# Architecture
## Layers
1. CLI layer
2. Query layer
3. Index layer
4. Store layer
5. In-memory engine
6. Config layer
## Cost-First Flow
1. User asks question in Codex/Claude.
2. Agent calls local `index.query(...)`.
3. Query layer enforces `top_k` and `token_budget`.
4. If confidence is sufficient, answer from local chunks only.
5. Only low-confidence queries may escalate to remote model context.

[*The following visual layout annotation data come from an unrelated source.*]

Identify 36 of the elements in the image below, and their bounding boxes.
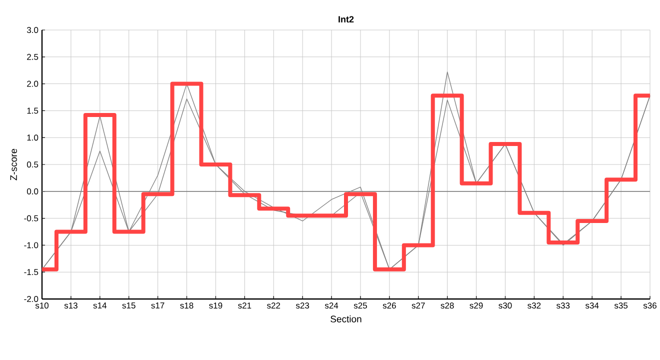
x-tick-label: s35 <box>614 302 628 309</box>
x-tick-label: s19 <box>209 302 222 309</box>
y-tick-label: 2.5 <box>27 54 38 60</box>
x-tick-label: s33 <box>556 302 570 309</box>
x-tick-label: s29 <box>470 302 483 309</box>
y-tick-label: -2.0 <box>24 296 38 302</box>
y-axis-title: Z-score <box>10 148 17 180</box>
chart-title: Int2 <box>338 16 354 22</box>
y-tick-label: -0.5 <box>24 215 38 222</box>
x-axis-title: Section <box>330 315 362 322</box>
y-tick-label: 1.5 <box>27 108 38 114</box>
x-tick-label: s21 <box>238 302 252 309</box>
x-tick-label: s13 <box>64 302 78 309</box>
y-tick-label: 0.0 <box>26 188 38 194</box>
y-tick-label: -1.0 <box>24 242 38 248</box>
y-tick-label: 3.0 <box>26 27 38 34</box>
x-tick-label: s30 <box>498 302 512 309</box>
x-tick-label: s25 <box>354 302 367 309</box>
y-tick-label: 0.5 <box>26 162 38 168</box>
x-tick-label: s28 <box>440 302 454 309</box>
x-tick-label: s26 <box>382 302 396 309</box>
x-tick-label: s10 <box>35 302 49 309</box>
x-tick-label: s36 <box>643 302 656 309</box>
x-tick-label: s14 <box>93 302 107 308</box>
x-tick-label: s17 <box>151 302 164 308</box>
y-tick-label: 2.0 <box>27 80 38 87</box>
x-tick-label: s27 <box>412 302 425 309</box>
x-tick-label: s24 <box>324 302 338 309</box>
x-tick-label: s23 <box>296 302 310 309</box>
x-tick-label: s15 <box>122 302 136 308</box>
x-tick-label: s18 <box>180 302 194 309</box>
x-tick-label: s34 <box>585 302 599 309</box>
y-tick-label: 1.0 <box>27 134 38 141</box>
x-tick-label: s32 <box>528 302 541 309</box>
x-tick-label: s22 <box>267 302 280 309</box>
y-tick-label: -1.5 <box>24 269 38 276</box>
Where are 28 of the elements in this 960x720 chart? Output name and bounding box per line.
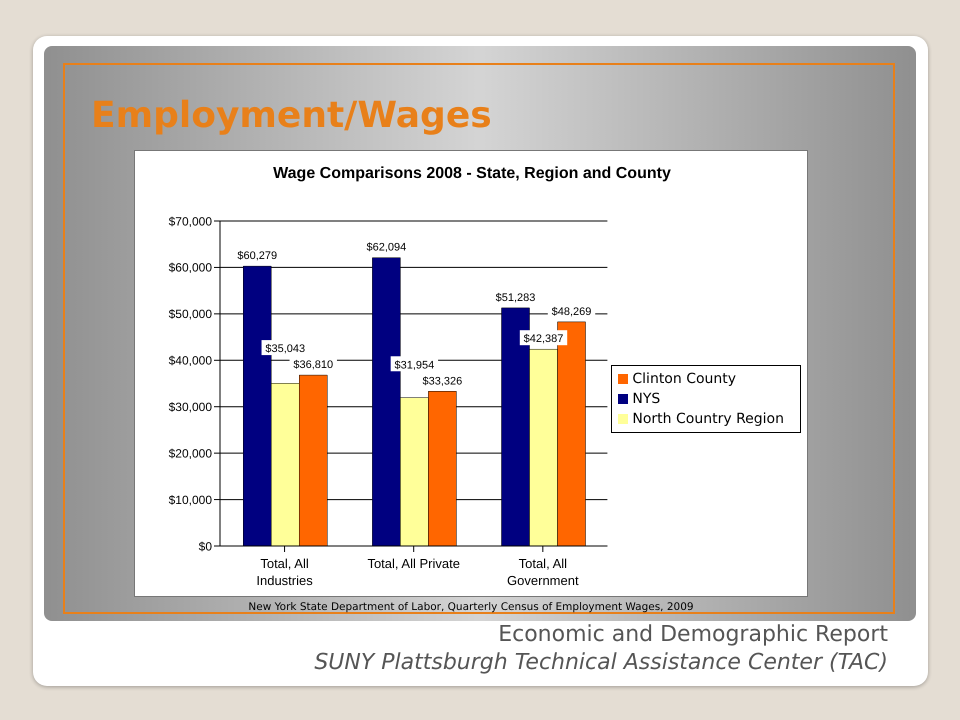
data-label: $33,326 xyxy=(422,375,462,388)
y-tick-label: $10,000 xyxy=(168,492,212,507)
data-label: $31,954 xyxy=(394,359,434,372)
x-tick-label: Total, All Private xyxy=(367,556,460,571)
chart-title: Employment/Wages xyxy=(91,95,492,136)
y-tick-label: $30,000 xyxy=(168,400,212,414)
y-tick-label: $40,000 xyxy=(168,354,212,368)
data-label: $35,043 xyxy=(265,343,306,356)
x-tick-label: Total, All Government xyxy=(507,556,579,588)
data-label: $36,810 xyxy=(293,359,334,372)
y-tick-label: $20,000 xyxy=(168,446,212,460)
data-label: $48,269 xyxy=(552,306,592,318)
y-tick-label: $50,000 xyxy=(168,307,212,322)
legend-label: Clinton County xyxy=(632,370,736,386)
y-tick-label: $0 xyxy=(198,539,212,554)
legend-label: NYS xyxy=(632,390,660,406)
y-tick-label: $60,000 xyxy=(168,260,212,275)
legend-label: North Country Region xyxy=(632,410,784,426)
text: New York State Department of Labor, Quarterly Census of Employment Wages, 2009 xyxy=(247,601,695,613)
x-tick-label: Total, All Industries xyxy=(256,556,314,588)
data-label: $60,279 xyxy=(237,250,278,262)
text: Economic and Demographic Report xyxy=(498,622,888,647)
data-label: $62,094 xyxy=(366,242,406,254)
data-label: $51,283 xyxy=(496,292,536,304)
text: SUNY Plattsburgh Technical Assistance Center (TAC) xyxy=(314,650,888,675)
y-tick-label: $70,000 xyxy=(168,214,212,228)
chart-subtitle: Wage Comparisons 2008 - State, Region and County xyxy=(272,165,672,183)
data-label: $42,387 xyxy=(524,333,564,346)
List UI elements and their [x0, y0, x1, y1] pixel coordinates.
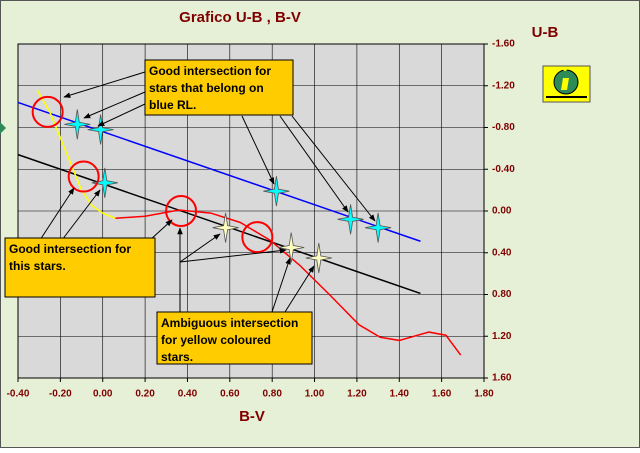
star-marker [64, 109, 91, 140]
x-axis-label: B-V [239, 408, 265, 425]
arrows [39, 71, 376, 313]
star-marker [305, 242, 332, 273]
arrow [279, 115, 349, 213]
annotation-text: blue RL. [149, 98, 196, 112]
icon-glyph[interactable] [561, 67, 569, 90]
y-tick-label: 1.60 [492, 373, 512, 384]
y-tick-label: 0.00 [492, 206, 512, 217]
x-tick-label: 0.20 [135, 389, 155, 400]
y-tick-label: 1.20 [492, 331, 512, 342]
circle-marker [67, 160, 100, 193]
circle-marker [241, 221, 274, 254]
x-tick-label: 1.20 [347, 389, 367, 400]
star-marker [212, 212, 239, 243]
annotation-text: for yellow coloured [161, 333, 271, 347]
annotations: Good intersection for stars that belong o… [4, 59, 313, 365]
x-tick-label: -0.20 [49, 389, 72, 400]
star-marker [278, 232, 305, 263]
annotation-text: stars that belong on [149, 81, 264, 95]
arrow [97, 103, 146, 127]
arrow [179, 233, 221, 263]
x-tick-label: 1.80 [474, 389, 494, 400]
star-marker [87, 114, 114, 145]
star-marker [337, 204, 364, 235]
y-tick-label: -1.20 [492, 80, 515, 91]
x-tick-label: 1.40 [390, 389, 410, 400]
annotation-text: Good intersection for [149, 64, 271, 78]
x-tick-label: -0.40 [7, 389, 30, 400]
x-tick-label: 0.00 [93, 389, 113, 400]
series-line [17, 153, 421, 295]
x-tick-label: 0.40 [178, 389, 198, 400]
marks [17, 89, 462, 356]
x-tick-label: 0.80 [262, 389, 282, 400]
info-icon[interactable] [542, 65, 591, 103]
arrow [271, 257, 291, 313]
arrow [39, 187, 75, 241]
y-axis-label: U-B [532, 24, 559, 41]
annotation-box [144, 59, 294, 116]
arrow [284, 265, 315, 313]
arrow [63, 71, 146, 98]
arrow [241, 115, 275, 185]
y-tick-label: -0.80 [492, 122, 515, 133]
x-tick-label: 0.60 [220, 389, 240, 400]
series-line [115, 209, 462, 356]
annotation-text: stars. [161, 350, 193, 364]
arrow [291, 115, 376, 222]
annotation-text: Ambiguous intersection [161, 316, 298, 330]
side-arrow [0, 122, 6, 134]
series-line [36, 89, 116, 219]
y-tick-label: -0.40 [492, 164, 515, 175]
arrow [61, 189, 101, 241]
y-tick-label: 0.40 [492, 247, 512, 258]
y-tick-label: 0.80 [492, 289, 512, 300]
arrow [179, 247, 287, 263]
x-tick-label: 1.60 [432, 389, 452, 400]
y-tick-label: -1.60 [492, 39, 515, 50]
arrow [83, 91, 146, 119]
arrow [149, 219, 173, 241]
annotation-text: this stars. [9, 259, 66, 273]
star-marker [365, 212, 392, 243]
annotation-box [4, 237, 156, 298]
x-tick-label: 1.00 [305, 389, 325, 400]
star-marker [91, 167, 118, 198]
circle-marker [165, 195, 198, 227]
chart-title: Grafico U-B , B-V [179, 9, 301, 26]
annotation-text: Good intersection for [9, 242, 131, 256]
circle-marker [31, 95, 64, 128]
star-marker [263, 176, 290, 207]
annotation-box [156, 311, 313, 365]
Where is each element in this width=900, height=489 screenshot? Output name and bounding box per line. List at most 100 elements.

The default path must be "local retrieval only".
## Core Principles
- local-first
- explicit paths
- atomic writes
- typed interfaces
- no hidden side effects
- predictable query cost
- incremental indexing only
## Index Design
- Forward index: `chunk_id -> {path, line_start, line_end, hash, text_ref}`
- Inverted index: `token/symbol -> [chunk_id...]`
- Metadata index: language, file size, last modified hash
This avoids full-repo scans for every question.
## Performance Design
- daemon holds hot index in memory
- incremental update from file hashes and git diff
- append journal for updates; periodic snapshot compaction
- no full snapshot rewrite on each mutation
## Retrieval Strategy
- rank by lexical and symbol matches first
- cap results by bytes/tokens before model call
- include precise file/line references in output
- prefer deterministic "not enough evidence" over expensive fallback
## Telemetry (Local)
Track per-project:
- queries served from index only
- remote fallback rate
- average token payload sent to model
- index build/update durations
Primary KPI: reduce remote-token usage while preserving answer quality.